El PCA es una técnica del análisis multivariante o multivariado que se
utiliza para encontrar patrones en conjuntos de datos de alta dimensionalidad o
para reducir la dimensionalidad de una nube de puntos. Es generalmente utilizada
en campos como la estadística, la econometría, la ingeniería y en, general, las
ciencias sociales.
El objetivo del PCA es transformar un conjunto de datos complejos o muy
amplios en uno más sencillo, reduciendo la cantidad de variables y destacando
las relaciones más importantes entre ellas.
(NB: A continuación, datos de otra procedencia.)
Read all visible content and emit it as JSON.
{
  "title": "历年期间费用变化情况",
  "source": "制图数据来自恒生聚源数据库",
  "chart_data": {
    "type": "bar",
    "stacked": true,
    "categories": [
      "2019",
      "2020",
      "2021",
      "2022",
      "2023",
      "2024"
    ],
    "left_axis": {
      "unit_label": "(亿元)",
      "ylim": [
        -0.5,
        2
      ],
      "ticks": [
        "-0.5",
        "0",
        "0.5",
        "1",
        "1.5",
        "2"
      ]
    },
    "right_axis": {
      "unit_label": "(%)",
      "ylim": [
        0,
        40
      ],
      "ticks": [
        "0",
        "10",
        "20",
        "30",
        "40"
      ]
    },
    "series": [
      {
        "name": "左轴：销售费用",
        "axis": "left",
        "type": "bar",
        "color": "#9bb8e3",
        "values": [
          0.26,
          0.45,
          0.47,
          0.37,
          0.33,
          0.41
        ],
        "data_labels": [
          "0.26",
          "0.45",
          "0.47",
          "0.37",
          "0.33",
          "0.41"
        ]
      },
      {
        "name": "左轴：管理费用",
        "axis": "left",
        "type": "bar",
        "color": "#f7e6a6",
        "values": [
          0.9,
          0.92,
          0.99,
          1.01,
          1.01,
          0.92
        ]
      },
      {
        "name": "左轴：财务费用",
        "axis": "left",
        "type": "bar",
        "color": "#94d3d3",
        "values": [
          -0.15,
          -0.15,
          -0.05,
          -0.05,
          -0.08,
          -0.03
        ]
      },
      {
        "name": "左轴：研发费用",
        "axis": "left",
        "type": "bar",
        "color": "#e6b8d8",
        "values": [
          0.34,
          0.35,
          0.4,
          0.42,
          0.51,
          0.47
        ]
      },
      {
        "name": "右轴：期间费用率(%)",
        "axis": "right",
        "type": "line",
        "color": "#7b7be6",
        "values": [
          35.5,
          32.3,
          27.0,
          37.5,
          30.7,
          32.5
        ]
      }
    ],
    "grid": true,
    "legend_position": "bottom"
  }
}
Esto se logra mediante la
extracción de las componentes principales de los datos, que son combinaciones
lineales de las variables originales.
La idea detrás del PCA es encontrar una proyección de los datos en un nuevo
espacio dimensional en el que se maximice la varianza de los datos. En otras palabras,
el PCA busca encontrar la dirección en la que los datos varían más y, por lo
tanto, proporcionan la mayor cantidad de información. Esta dirección se llama
la primera componente principal. Luego, se procede a buscar la siguiente
dirección para encontrar la segunda componente principal y así sucesivamente.
Cada componente principal contiene cierta cantidad de la varianza de los
datos, es decir, de información. Sin embargo, la cantidad que se recoge se
reduce a medida que se buscan más componentes principales. De esta manera, la
quinta componente principal no contendrá la misma información que la primera.
Es en esta premisa en la que se basa la capacidad del PCA para explicar la
información de los datos originales en menos dimensiones.
Ahora, uno de los requisitos básicos, por decirlo así, es que todas las
variables presenten un nivel de correlación alto o medianamente alto. En
general, la información se encuentra resumida en la matriz de covarianzas y
varianzas, y en particular, en la matriz de correlaciones; lo que indica que,
si no hay algún tipo de relación lineal entre las variables, entonces no hay
información para extraer del PCA. Por otro lado, si las variables están
altamente correlacionadas, esto significa que existe una relación lineal fuerte
entre ellas, lo que indica que las variables comparten información en común.